R = U.transpose().dot(U)
#    0 1 2 3 4
# 0 [3 2 2 2 2]
# 1 [2 5 2 3 3]
# 2 [2 2 5 2 4]
# 3 [2 3 2 4 1]
# 4 [2 3 4 1 5]

The matrix $R$ is called a co-occurence matrix. The entry $R_{i,j}$ for $i \neq j$ counts the number of times that users have read both the books $i$ and $j$. The diagonal entries count the total number of times that a book has been read. So, for this example, $R$ tells us that 3 users have read both books 2 and 4, and 3 total users have read book 0.
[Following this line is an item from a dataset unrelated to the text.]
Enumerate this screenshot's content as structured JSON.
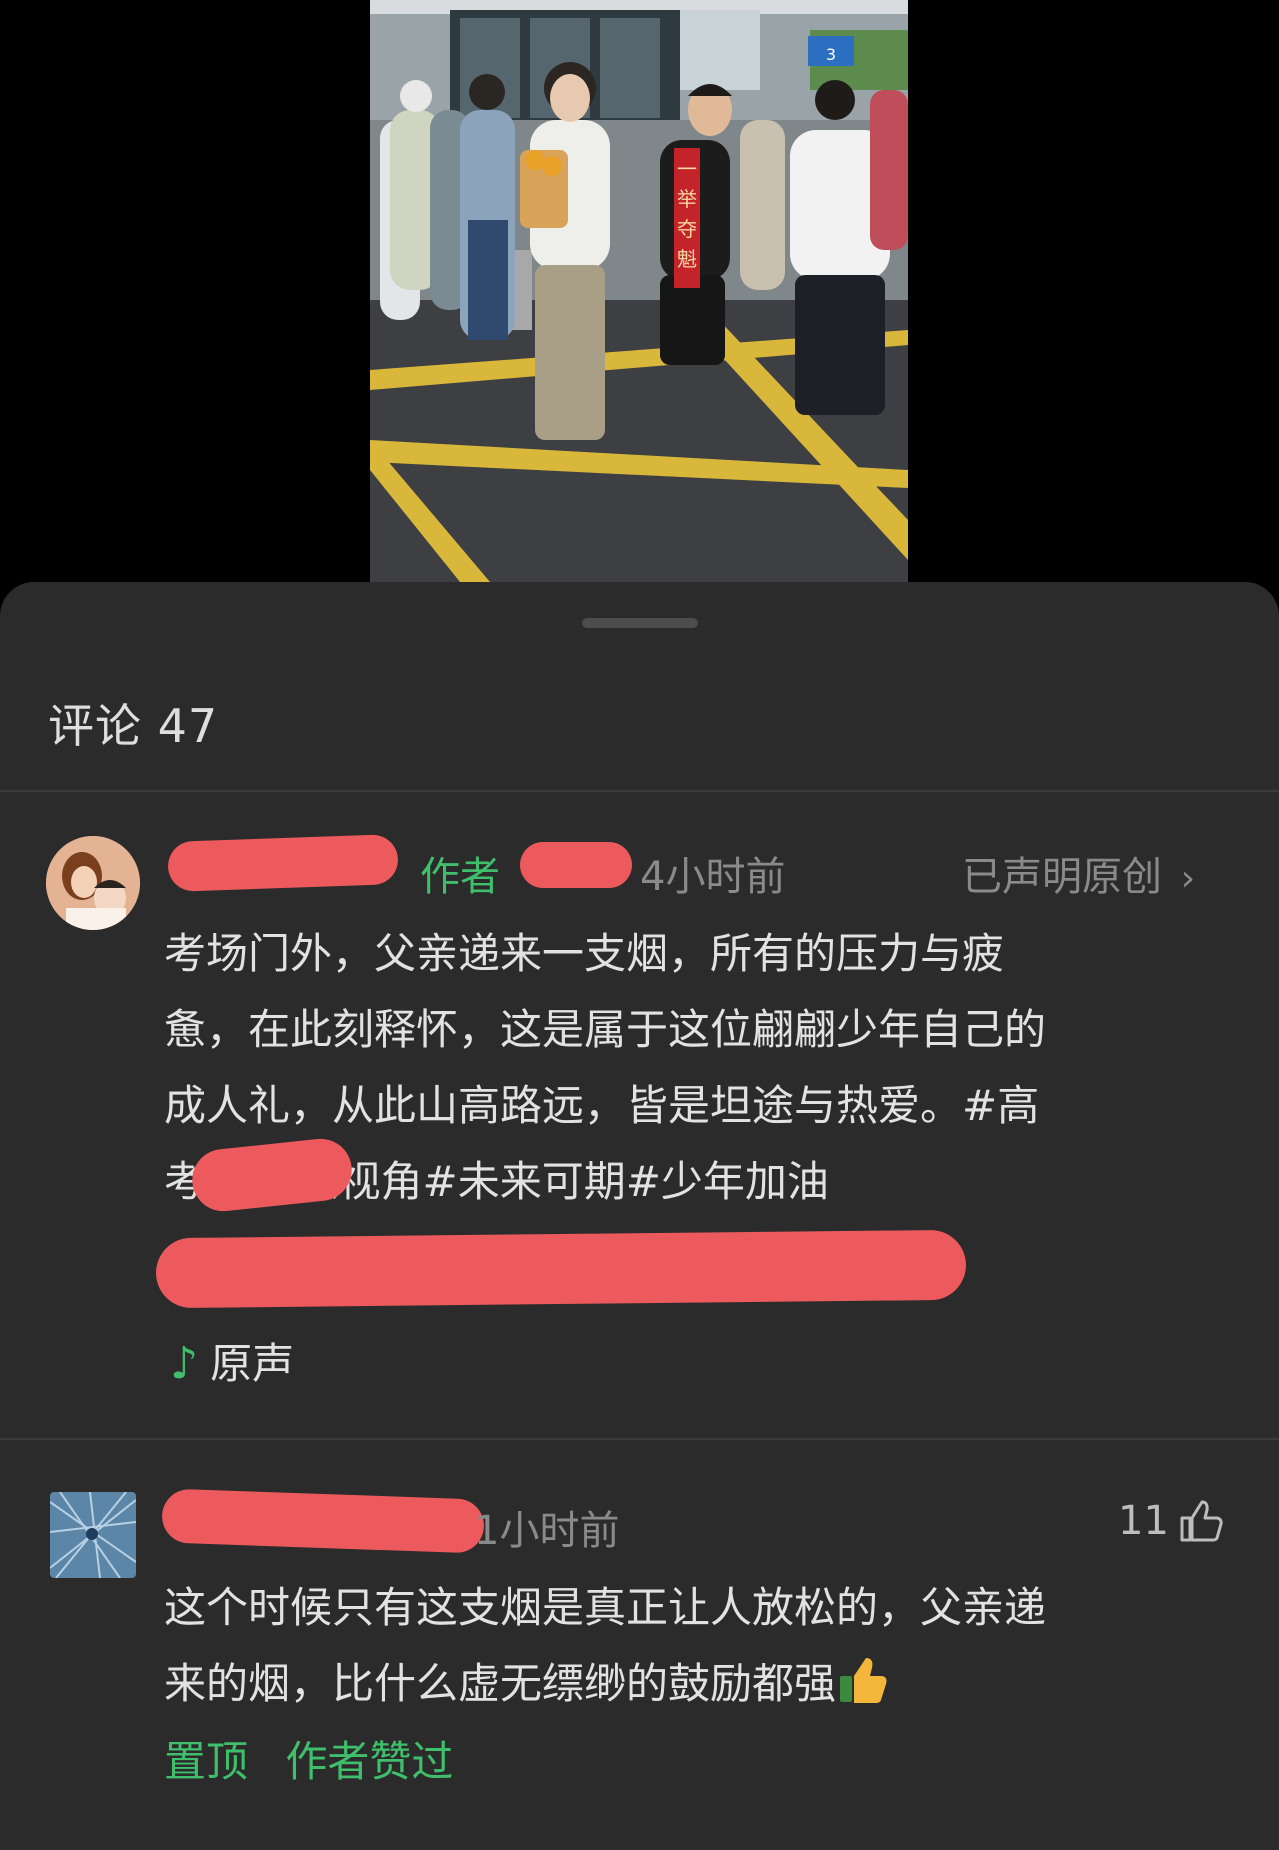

That’s pretty cool! Here’s why this calculation works. For a diagonal element: $$R_{ii} = \sum_{k} U^T_{ik} U_{ki}=\sum_{k} U_{ki}^2.$$ This expression is just the row sum of $U$ which is the total number of times book $i$ has been read. For an off-diagonal element $$R_{ij} = \sum_{k} U^T_{ik}U_{ki}=\sum_{k}U_{ki}U_{kj}.$$ When $U_{ki}=U_{kj}=1$ the user $k$ has read both $i$ and $j$ and in all other cases $U_{ki}U_{kj}=0$. So the sum in this expression simply counts the number of users who have read both $i$ and $j$.

From the matrix $R$, we can pretty easily come up with our first recommendation algorithm. To recommend the next book to a user who just finished $i$, we can simply look at the $i$-th row (or column) of $R$ and find the entries with the largest elements.

It turns out we don’t even need to compute the full matrix $R$ to do this kind of recommendation. Start by letting $\vec{q}$ be the $n\times 1$ vector with $0$ in every component except the $i$-th component where it has a $1$. Note that $R \vec{q}$ is simply the $i$-th column of $R$ which is exactly what we need to search to find the books to recommend. We can break the computation of this quantity in two steps since $$R \vec{q} = (U^T U) \vec{q} = U^T(U\vec{q}).$$ So we first multiply $U\vec{q}$ and then multiply it’s result by $U^T$.

Here’s how we implement the two stage calculation of co-occurences for our example problem:

# build the query vector -- user has read book 1
q = sp.matrix([0,1,0,0,0]).transpose()

# Compute Rq = U^T U q in two steps
y = U.dot(q)
r = U.transpose().dot(y)

# r:
# 0 [2]
# 1 [5]
# 2 [2]
# 3 [3]
# 4 [3]

Because books 1 and 3 and 1 and 4 were both read by 3 different users, the model recommends the user read books 3 and 4 next.

In the next post, we’ll show how to scale this calculation so that we can apply it to the actual Goodreads data set and generate real book recommendations. While there are certainly some nice things about this simple co-occurence model, we’ll also see that a major drawback is that it tends to recommend very popular books (e.g. things everyone was forced to read in high school). I call this the Gatsby Problem and we’ll explore possible solutions to it throughout the series.